L’avenir des Anciens, Oser lire les Grecs et les Latins, Pierre Judet de La Combe
L’avenir des Anciens, Oser lire les Grecs et les Latins, décembre 2015, 208 pages, 18 €
Ecrivain(s): Pierre Judet de La Combe Edition: Albin Michel
A l’heure où les récents programmes du collège, applicables à la rentrée scolaire 2016, viennent de porter un coup à l’enseignement des langues anciennes, l’ouvrage de Pierre Judet de La Combe prend la forme d’un plaidoyer raisonné en faveur de la lecture des textes des Grecs anciens et des Romains, si possible dans leur langue, et donc de l’apprentissage des langues anciennes, latin et grec, dans l’enseignement secondaire.
Il s’agit tout d’abord de combattre la thèse rebattue que l’apprentissage des langues anciennes est une manifestation d’élitisme et sert surtout la progression des bons élèves. Au contraire, dit Pierre Judet de La Combe, « savoir lire, bien lire, est un droit démocratique, comme il y a le droit à la langue, à savoir le droit de comprendre ce qui est dit et écrit et de se faire comprendre ». Les langues anciennes, comme les langues vivantes d’ailleurs ou la syntaxe du français, « n’accentuent pas le clivage entre les classes sociales. Ce sont d’extraordinaires moyens de promotion » dans les zones dites sensibles du territoire. Leur apprentissage nécessite rigueur et persévérance, deux qualités qui sont au fondement des savoirs, lentement acquis et construits au fil du temps.
Mais plus encore que les langues vivantes, qui peuvent être perfectionnées lors de séjours linguistiques, face à la découverte des langues anciennes tout le monde est à égalité. Le choix de la progressive disparition de l’apprentissage du latin et du grec n’est que budgétaire et relève d’une politique à court terme.

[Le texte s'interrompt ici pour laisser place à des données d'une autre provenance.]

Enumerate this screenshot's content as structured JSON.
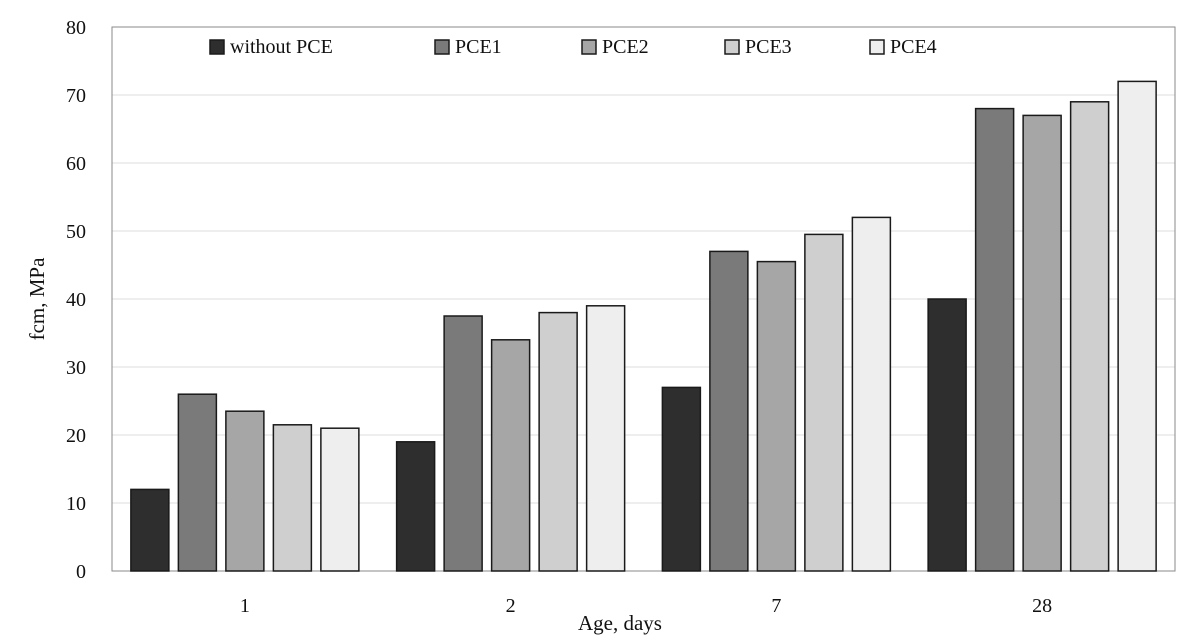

Autre argument en faveur de l’apprentissage de ces langues : l’histoire. Le grec ancien et le latin sont présents dans plusieurs langues professionnelles, en médecine, en droit, en sciences dans la création des néologismes, ils font partie de notre patrimoine linguistique tout en prenant part au dynamisme langagier contemporain. Au-delà du mot, lorsqu’ils sont étudiés dans de courts textes, le latin et le grec servent à distinguer la version, qui vise à donner le sens juste des phrases, de la traduction, qui prend en compte le contexte culturel, l’expressivité, le mouvement du texte. Au-delà du texte, les histoires, épopées, tragédies, mythologies propres aux civilisations de l’Antiquité forment un magnifique réservoir de fictions : la colère d’Achille, sacrée parce que porteuse d’une vérité divine, sert de fondement aux 24 chants de l’Iliade, les mythes qui sont à l’origine des tragédies d’Eschyle, Sophocle et Euripide alimentent notre imaginaire et aussi « changent notre idée du religieux, de la vérité, de la croyance » en transposant les idées de salut et de justice présentes dans les textes sous une forme laïque.
Ainsi, lire les auteurs de l’Antiquité gréco-latine aujourd’hui au collège et au lycée relève d’une forme d’audace dans la conception que l’on se fait de la langue – non seulement « un pur instrument d’information et de communication », ce qu’elle est aussi, certes, mais encore une langue riche de ses multiples connotations et contextes, porteuse de sens, rendant les élèves et tout être humain capables de résister à l’endogamie, à la si confortable fermeture sur soi, pour s’ouvrir à d’autres mondes.